M. Johnson compte aussi " relancer complètement l’industrie nucléaire, qui, je le crains, était plus ou moins moribonde dans ce pays ", a-t-il ajouté en visitant jeudi le chantier de la centrale nucléaire de Hinkley Point, seule en construction dans le pays.

Les critiques visaient jeudi le choix de produire davantage d’hydrocarbures, mais aussi une stratégie qui mettra des années à porter ses fruits, sans rien faire à court terme pour réduire les factures énergétiques des Britanniques, qui flambent.

Un plan en contradiction avec les impératifs écologiques

Malgré " quelques améliorations sur les objectifs d’énergie renouvelable " le gouvernement a " donné la priorité à des solutions lentes ", déplore Greenpeace UK.

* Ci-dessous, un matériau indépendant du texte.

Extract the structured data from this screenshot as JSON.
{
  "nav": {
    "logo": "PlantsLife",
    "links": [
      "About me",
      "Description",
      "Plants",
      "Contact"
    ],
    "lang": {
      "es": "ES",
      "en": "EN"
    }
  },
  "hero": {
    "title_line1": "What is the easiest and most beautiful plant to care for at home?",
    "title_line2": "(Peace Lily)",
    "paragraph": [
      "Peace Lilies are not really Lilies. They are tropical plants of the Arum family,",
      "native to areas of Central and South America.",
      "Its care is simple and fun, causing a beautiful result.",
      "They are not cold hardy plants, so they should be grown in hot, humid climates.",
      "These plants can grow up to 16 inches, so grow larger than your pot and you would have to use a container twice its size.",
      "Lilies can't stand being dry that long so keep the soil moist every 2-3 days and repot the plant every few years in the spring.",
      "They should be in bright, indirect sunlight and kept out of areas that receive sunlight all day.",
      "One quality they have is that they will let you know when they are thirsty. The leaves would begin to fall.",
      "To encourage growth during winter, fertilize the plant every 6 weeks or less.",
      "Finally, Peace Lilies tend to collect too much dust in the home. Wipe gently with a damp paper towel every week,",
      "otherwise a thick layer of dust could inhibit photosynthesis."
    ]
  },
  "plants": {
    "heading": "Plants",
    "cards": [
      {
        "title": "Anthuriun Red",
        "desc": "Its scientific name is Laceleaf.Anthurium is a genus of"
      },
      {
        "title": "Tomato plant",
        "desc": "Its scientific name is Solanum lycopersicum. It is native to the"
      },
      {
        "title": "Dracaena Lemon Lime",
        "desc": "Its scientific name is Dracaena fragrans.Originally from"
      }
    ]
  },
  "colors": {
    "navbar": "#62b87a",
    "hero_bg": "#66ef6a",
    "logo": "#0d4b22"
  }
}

Le nouveau plan " soutient de nouvelles licences pétrolières et gazières " en contradiction avec les objectifs climatiques du pays, tacle l’ONG, soulignant que ces nouveaux forages " mettent en moyenne 28 ans pour démarrer ".

Le secrétaire général de l’ONU, Antonio Guterres, a qualifié lundi les nouveaux investissements dans les carburants fossiles de " folie économique et morale " au vu de l’urgence climatique.

Mais Kwasi Kwarteng n’hésite plus à affirmer à l’inverse qu’il serait " complètement fou " pour le Royaume-Uni " de fermer le robinet sur (sa) source nationale de gaz dans un monde aussi incertain ".

Sous pression face à des Britanniques forcés de choisir entre chauffage ou nourriture, le ministre admet cependant que forer plus localement ne va pas faire retomber les prix du gaz, qui suivent les prix des marchés internationaux. " Nous devons donc générer plus d’électricité en Grande-Bretagne " avec les renouvelables et le nucléaire, insiste-t-il.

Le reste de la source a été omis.